Many in Lithuania and Eastern Europe regard such collaborators as heroes because of their opposition to communism and the former Soviet Union, a feared enemy. Such nationalist fervor has grown in scope amid moves widely regarded as expansionist by Russia under President Vladimir Putin.

Lithuanian authorities have addressed some of the criticism over this. Vilnius (Vilna) Mayor Remigijus Simasius in 2019 ordered the removal of a plaque honoring another alleged war criminal, Jonas Noreika, from an external wall of the Lithuanian Academy of Sciences.

In parallel, the same authorities have celebrated Jewish heritage in Lithuania, including by celebrating last year the 300th anniversary of the birth of the Vilna Gaon, a rabbinic luminary.

The celebration featured multiple events and the minting of coins bearing his name.

But the celebrations were also mired in controversy because of the selection of a symbol popular with the far right, the Columns of Gediminas icon, to commemorate the anniversary.

Separately, a controversy has been brewing for years in Lithuania over plans to build a conference center on the site of a former Jewish cemetery in Vilnius.

Last year, a government official said the plan was dropped following a years-long campaign to stop it. The official cited the COVID-19 pandemic’s effects on international tourism as the reason for the change.

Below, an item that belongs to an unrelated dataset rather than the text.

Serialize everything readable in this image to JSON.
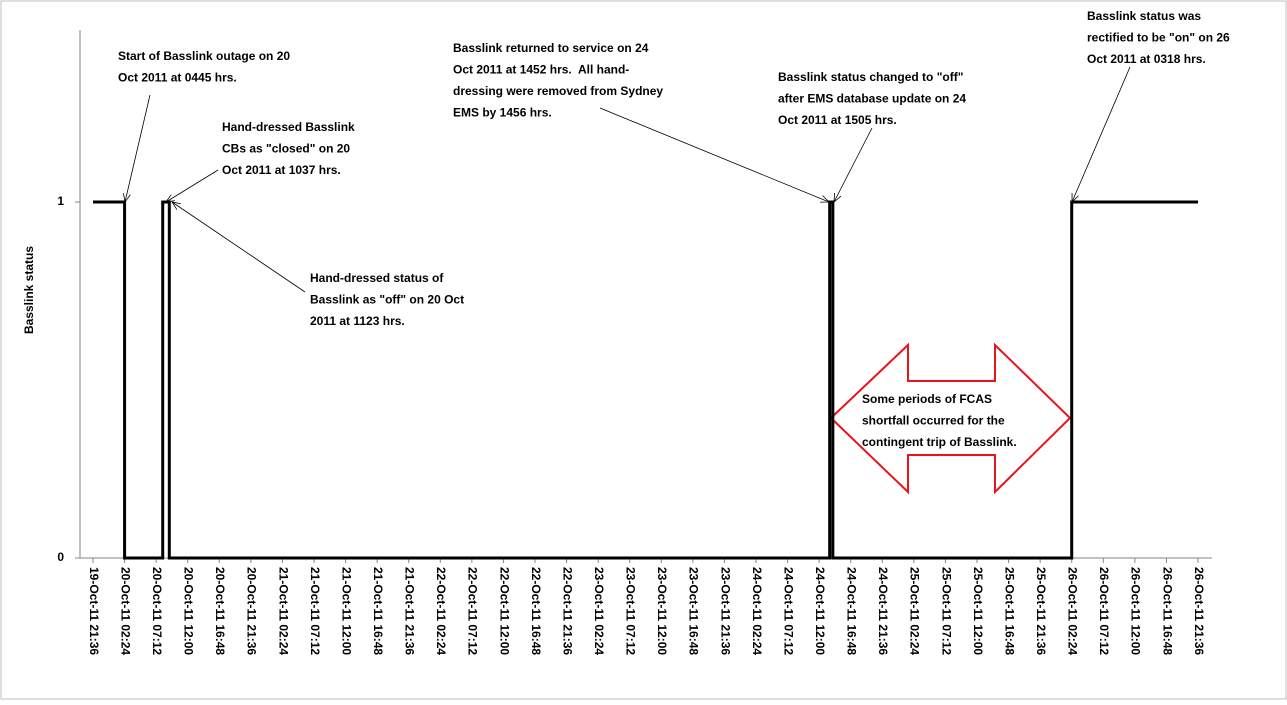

Opponents of the plan, including Dovid Katz, a Yiddish professor based in Vilnius, said the plan exposed a disregard for Jewish community sensitivities.

The opening of the new Emmanuel Levinas Center was nevertheless welcomed by Jewish community leaders. The ceremony was attended by a grandson of the philosopher, who died in 1995 at the age of 90.

David Hansel, a French-Jewish neuroscientist living in Paris, said of his grandfather at the opening: “A French Jew and Litvak from Lithuania, [he] was proud of his origin. The Center embodies the entire life and work of Emmanuel Levinas and the Kaunas Jewish community.”